These four wild horses on the beach walking down to the surf line live in Currituck National Wildlife Refuge just above the end of the road in the Outer Banks at Corolla, North Carolina. From that point, only four wheel drive can take you where these animals roam the dunes as there are no paved roads. You can drive along the beach another 12 miles to the Virginia line, in addition to a few very sandy inroads into the dunes. At both ends there are fences and a cattle guard at the end of the Corolla hard road, to keep them from wandering on the highways to the south and into heavily developed areas.
How long have the “banker ponies” been here and where did they come from? No one knows, but the two best guesses have the horses as Spanish shipwreck descendants or escaped farming horses and the actual answer may be both and more. They have cousins in groups to the north and south through the Outer Banks region, but the enforced isolation has led to some inbreeding issues, although the animals appear to be healthy overall. They are also entirely solid color or bays here, yet the horses at Chincoteague in Virginia are mostly paints.
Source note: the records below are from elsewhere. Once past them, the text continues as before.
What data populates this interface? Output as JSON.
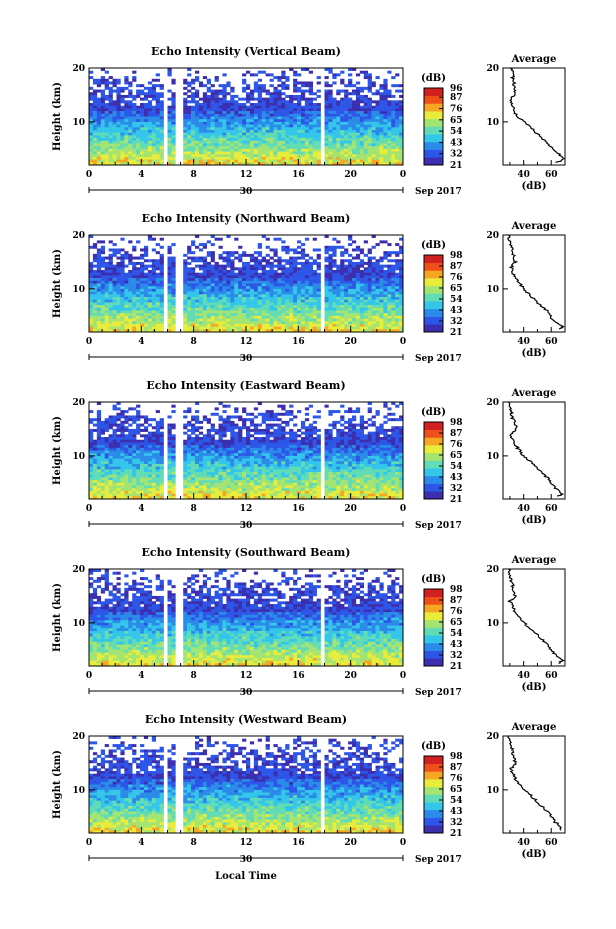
{
  "figure": {
    "xlabel": "Local Time",
    "date_label": "30",
    "month_label": "Sep 2017"
  },
  "chart_data": [
    {
      "type": "heatmap",
      "title": "Echo Intensity (Vertical Beam)",
      "ylabel": "Height (km)",
      "xlabel": "Local Time",
      "xlim": [
        0,
        24
      ],
      "ylim": [
        2,
        20
      ],
      "xticks": [
        "0",
        "4",
        "8",
        "12",
        "16",
        "20",
        "0"
      ],
      "yticks": [
        "20",
        "10"
      ],
      "colorbar": {
        "label": "(dB)",
        "ticks": [
          "96",
          "87",
          "76",
          "65",
          "54",
          "43",
          "32",
          "21"
        ],
        "range": [
          21,
          96
        ]
      },
      "data_gaps_hours": [
        [
          5.6,
          6.0
        ],
        [
          6.6,
          7.1
        ],
        [
          13.7,
          13.9
        ],
        [
          17.8,
          18.1
        ]
      ],
      "average": {
        "title": "Average",
        "xlabel": "(dB)",
        "xticks": [
          "40",
          "60"
        ],
        "yticks": [
          "20",
          "10"
        ],
        "xlim": [
          25,
          70
        ],
        "ylim": [
          2,
          20
        ],
        "height_km": [
          2.5,
          3,
          4,
          5,
          6,
          7,
          8,
          9,
          10,
          11,
          12,
          13,
          14,
          15,
          16,
          17,
          18,
          19,
          20
        ],
        "db": [
          64,
          69,
          66,
          61,
          57,
          53,
          49,
          45,
          40,
          36,
          33,
          32,
          30,
          33,
          34,
          33,
          32,
          33,
          30
        ]
      }
    },
    {
      "type": "heatmap",
      "title": "Echo Intensity (Northward Beam)",
      "ylabel": "Height (km)",
      "xlabel": "Local Time",
      "xlim": [
        0,
        24
      ],
      "ylim": [
        2,
        20
      ],
      "xticks": [
        "0",
        "4",
        "8",
        "12",
        "16",
        "20",
        "0"
      ],
      "yticks": [
        "20",
        "10"
      ],
      "colorbar": {
        "label": "(dB)",
        "ticks": [
          "98",
          "87",
          "76",
          "65",
          "54",
          "43",
          "32",
          "21"
        ],
        "range": [
          21,
          98
        ]
      },
      "data_gaps_hours": [
        [
          5.6,
          6.0
        ],
        [
          6.6,
          7.1
        ],
        [
          13.7,
          13.9
        ],
        [
          17.8,
          18.1
        ]
      ],
      "average": {
        "title": "Average",
        "xlabel": "(dB)",
        "xticks": [
          "40",
          "60"
        ],
        "yticks": [
          "20",
          "10"
        ],
        "xlim": [
          25,
          70
        ],
        "ylim": [
          2,
          20
        ],
        "height_km": [
          2.5,
          3,
          4,
          5,
          6,
          7,
          8,
          9,
          10,
          11,
          12,
          13,
          14,
          15,
          16,
          17,
          18,
          19,
          20
        ],
        "db": [
          66,
          68,
          62,
          59,
          57,
          52,
          48,
          44,
          40,
          37,
          34,
          32,
          31,
          34,
          33,
          32,
          31,
          30,
          29
        ]
      }
    },
    {
      "type": "heatmap",
      "title": "Echo Intensity (Eastward Beam)",
      "ylabel": "Height (km)",
      "xlabel": "Local Time",
      "xlim": [
        0,
        24
      ],
      "ylim": [
        2,
        20
      ],
      "xticks": [
        "0",
        "4",
        "8",
        "12",
        "16",
        "20",
        "0"
      ],
      "yticks": [
        "20",
        "10"
      ],
      "colorbar": {
        "label": "(dB)",
        "ticks": [
          "98",
          "87",
          "76",
          "65",
          "54",
          "43",
          "32",
          "21"
        ],
        "range": [
          21,
          98
        ]
      },
      "data_gaps_hours": [
        [
          5.6,
          6.0
        ],
        [
          6.6,
          7.1
        ],
        [
          13.7,
          13.9
        ],
        [
          17.8,
          18.1
        ]
      ],
      "average": {
        "title": "Average",
        "xlabel": "(dB)",
        "xticks": [
          "40",
          "60"
        ],
        "yticks": [
          "20",
          "10"
        ],
        "xlim": [
          25,
          70
        ],
        "ylim": [
          2,
          20
        ],
        "height_km": [
          2.5,
          3,
          4,
          5,
          6,
          7,
          8,
          9,
          10,
          11,
          12,
          13,
          14,
          15,
          16,
          17,
          18,
          19,
          20
        ],
        "db": [
          65,
          68,
          63,
          60,
          57,
          53,
          49,
          45,
          40,
          37,
          34,
          32,
          31,
          35,
          34,
          32,
          31,
          30,
          29
        ]
      }
    },
    {
      "type": "heatmap",
      "title": "Echo Intensity (Southward Beam)",
      "ylabel": "Height (km)",
      "xlabel": "Local Time",
      "xlim": [
        0,
        24
      ],
      "ylim": [
        2,
        20
      ],
      "xticks": [
        "0",
        "4",
        "8",
        "12",
        "16",
        "20",
        "0"
      ],
      "yticks": [
        "20",
        "10"
      ],
      "colorbar": {
        "label": "(dB)",
        "ticks": [
          "98",
          "87",
          "76",
          "65",
          "54",
          "43",
          "32",
          "21"
        ],
        "range": [
          21,
          98
        ]
      },
      "data_gaps_hours": [
        [
          5.6,
          6.0
        ],
        [
          6.6,
          7.1
        ],
        [
          13.7,
          13.9
        ],
        [
          17.8,
          18.1
        ]
      ],
      "average": {
        "title": "Average",
        "xlabel": "(dB)",
        "xticks": [
          "40",
          "60"
        ],
        "yticks": [
          "20",
          "10"
        ],
        "xlim": [
          25,
          70
        ],
        "ylim": [
          2,
          20
        ],
        "height_km": [
          2.5,
          3,
          4,
          5,
          6,
          7,
          8,
          9,
          10,
          11,
          12,
          13,
          14,
          15,
          16,
          17,
          18,
          19,
          20
        ],
        "db": [
          66,
          68,
          63,
          60,
          57,
          53,
          49,
          45,
          40,
          37,
          34,
          32,
          30,
          34,
          33,
          32,
          31,
          30,
          29
        ]
      }
    },
    {
      "type": "heatmap",
      "title": "Echo Intensity (Westward Beam)",
      "ylabel": "Height (km)",
      "xlabel": "Local Time",
      "xlim": [
        0,
        24
      ],
      "ylim": [
        2,
        20
      ],
      "xticks": [
        "0",
        "4",
        "8",
        "12",
        "16",
        "20",
        "0"
      ],
      "yticks": [
        "20",
        "10"
      ],
      "colorbar": {
        "label": "(dB)",
        "ticks": [
          "98",
          "87",
          "76",
          "65",
          "54",
          "43",
          "32",
          "21"
        ],
        "range": [
          21,
          98
        ]
      },
      "data_gaps_hours": [
        [
          5.6,
          6.0
        ],
        [
          6.6,
          7.1
        ],
        [
          13.7,
          13.9
        ],
        [
          17.8,
          18.1
        ]
      ],
      "average": {
        "title": "Average",
        "xlabel": "(dB)",
        "xticks": [
          "40",
          "60"
        ],
        "yticks": [
          "20",
          "10"
        ],
        "xlim": [
          25,
          70
        ],
        "ylim": [
          2,
          20
        ],
        "height_km": [
          2.5,
          3,
          4,
          5,
          6,
          7,
          8,
          9,
          10,
          11,
          12,
          13,
          14,
          15,
          16,
          17,
          18,
          19,
          20
        ],
        "db": [
          66,
          68,
          63,
          60,
          57,
          53,
          49,
          45,
          40,
          37,
          34,
          32,
          31,
          34,
          33,
          32,
          31,
          30,
          29
        ]
      }
    }
  ],
  "colors": {
    "colormap": [
      "#3b2fb0",
      "#2d56e8",
      "#2b8be8",
      "#33c6ea",
      "#61dcb5",
      "#a3e472",
      "#e8ec3a",
      "#f5a623",
      "#ef4f1a",
      "#d21f1f"
    ],
    "average_line": "#000000",
    "axis": "#000000"
  }
}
All the horses at both locations are noticeably short which makes them more accurately classed as ponies.
In this image of the four beachcombers, a stallion and his harem string of three mares mosey toward the edge of the waves. They've just walked down from the sand dunes behind them. Soon they might form a walking string with the stallion leading to go further down the beach, or gather in a tight group to stand facing the waves where they would simply doze, letting the offshore breeze blow the insects away. I've always enjoyed watching herd behavior sitting on a pasture fence overlooking domestic herds, but here it was very interesting chance to watch these feral horses in their natural setting.